Meh, there's plenty other things to discuss as well, since I've been working full time again I've not discussed much paranormal stuff, been more grounded lately...Its great to see you around again, sounds like you've been taking good care of yourself too...Good stuff...

...
 

SOUL-DRIFTER

Life Long Researcher
I hope that it will put things more in perspective...

Just to fill you all in (some may remember me from the paracast forum a few years ago) but it will be five years come December 8th I had suffered a massive cerebral hemorrhage (brain bleed) and to say that it hasn't been easy being me would be a large understatement. I was here in this forum briefly a few years ago but had to bow out because I was having trouble readjusting back to life and society in general. Physically, I'm a lot better but still have a long ways to go. This coming Halloween I'll hit the big 6-Oh and in December as I previously mentioned it will be five years since I almost left this world so I figured I thought I would get back in the game again. My interest in anything paranormal in nature has had to take a back seat to other concerns and thus has really taken a nose dive tbh, I have had my hands full to say the least.

As of spring 2020 I found myself back in Los Angeles which has been my home since 1980. I grabbed onto a brand f***ing new subsidized apartment so the compact as of this date has 28 1/2 years left.

My stroke scale was 27 out of a possible worst scale of 42 so that may give you an idea of some of the challenges I have had to face, I was completely paralyzed on the right side of my body, and although I am hobbling around now I still have no use of my right arm and hand and I have lots of problems with spasticity and clonus. I'm still on disability and given that I will be 60 in a couple of weeks and any jobs available out there will not be suitable for an old fart such as I, even if I get myself patched up I will likely be on disability for the duration. Of course I guess I could snag a gig labor position

I now have a big issue with my balance and vertigo and at times i will get overwhelmed if I go out for a bite to eat by all the "information"(?) that comes streaming into me ( sirens, horns, construction work etc. ) and I will then high tail it back to my apartment and cocoon for the rest of the day.

All in all I'm not going to lie to you, it's been rough physically, emotionally and mentally. The latter two aspects especially and on that note I can't decide which one has kicked my ass the most but I will come out on top of all this, but it is a lot to handle. You have to really take the bull by the horns, it's a constant battle of readjustments and getting past the readjusting is just step one in a multilayered process.

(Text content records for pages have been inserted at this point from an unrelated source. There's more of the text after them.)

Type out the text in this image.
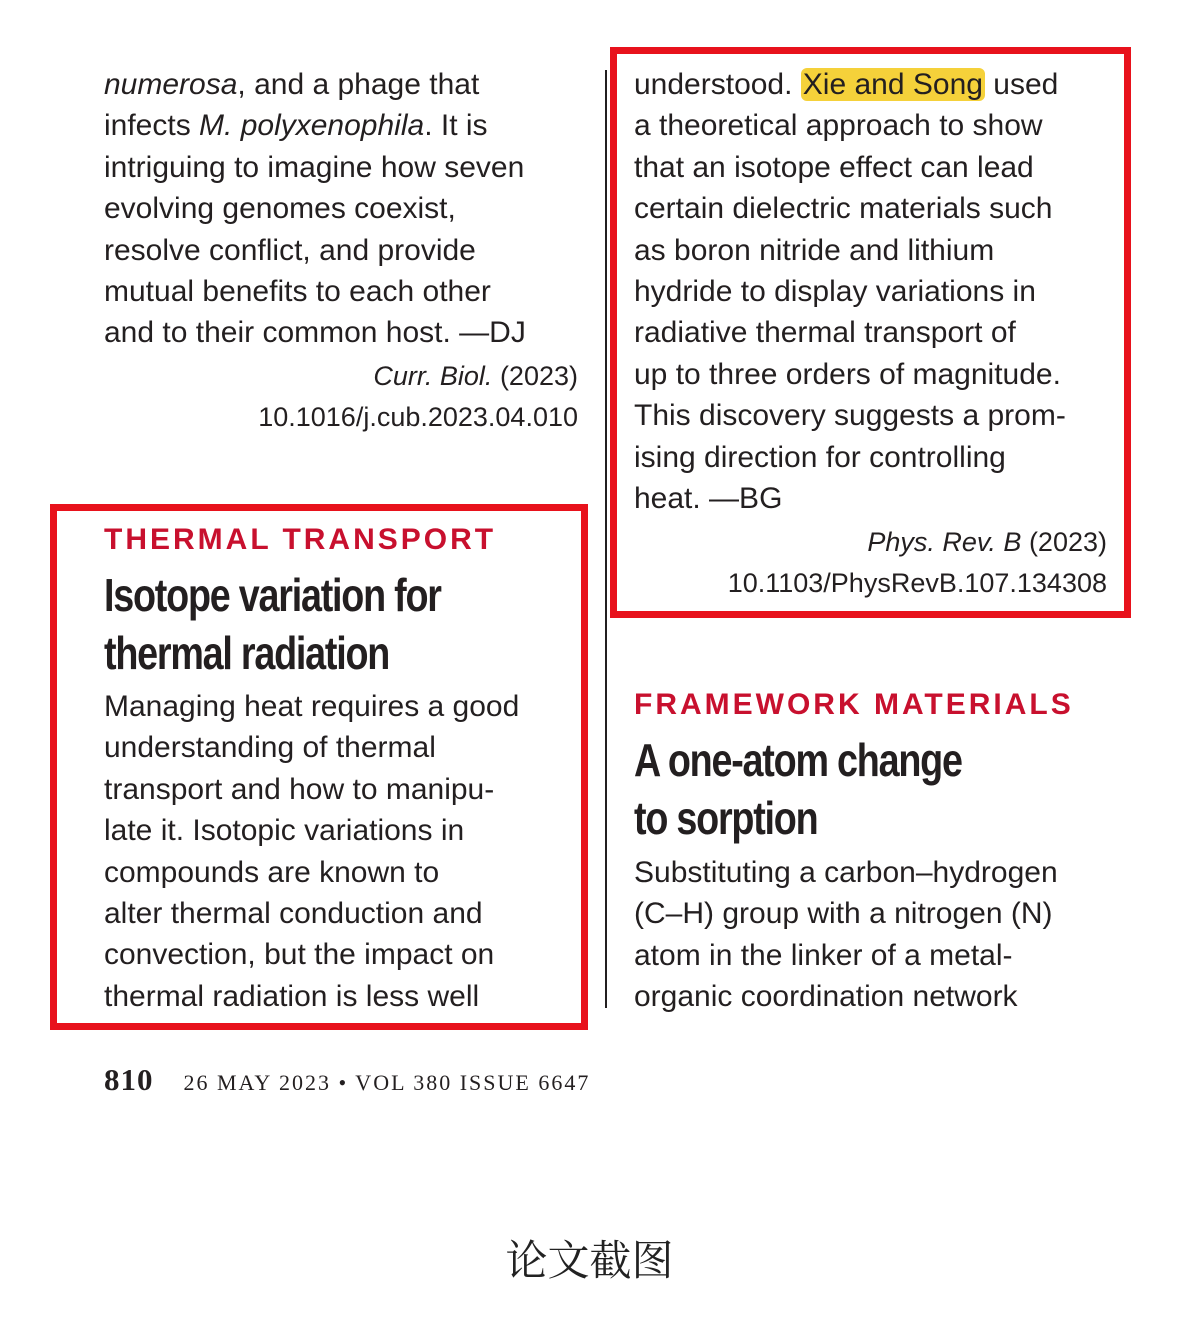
numerosa, and a phage that

infects M. polyxenophila. It is

intriguing to imagine how seven

evolving genomes coexist,

resolve conflict, and provide

mutual benefits to each other

and to their common host. —DJ

Curr. Biol. (2023)

10.1016/j.cub.2023.04.010

THERMAL TRANSPORT

Isotope variation for

thermal radiation

Managing heat requires a good

understanding of thermal

transport and how to manipu-

late it. Isotopic variations in

compounds are known to

alter thermal conduction and

convection, but the impact on

thermal radiation is less well

understood. Xie and Song used

a theoretical approach to show

that an isotope effect can lead

certain dielectric materials such

as boron nitride and lithium

hydride to display variations in

radiative thermal transport of

up to three orders of magnitude.

This discovery suggests a prom-

ising direction for controlling

heat. —BG

Phys. Rev. B (2023)

10.1103/PhysRevB.107.134308

FRAMEWORK MATERIALS

A one-atom change

to sorption

Substituting a carbon–hydrogen

(C–H) group with a nitrogen (N)

atom in the linker of a metal-

organic coordination network

810 26 MAY 2023 • VOL 380 ISSUE 6647
论文截图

As far as posting I try to get my interest up in paranormal phenomena but I don't think I can, it just isn't there any longer, it's been superseded by shall we say more relevant issues.

One of more interesting things to deal with is that with five games into the season and this finally looks it could be the season for the Buffalo Bills and I find I really don't care anymore, all the past years of anticipation have been shot to hell because even though they may be in the big game this season I've got bigger fish to fry, I've got to get Wade 2.0 on track.
Welcome back and welcome to the 60s crowd.
Sounds like you took the bull by the horns and have took your health into control...as much as you can.
Good for you. Stay on track and it should continue to improve.
My activity on the forum has gone down considerably as well...other things going on including a declining health of the wife...and interests have declined as well.
After almost 15 years and tens of thousands of posts...what else can one say.
Hang in there we will always be here for you.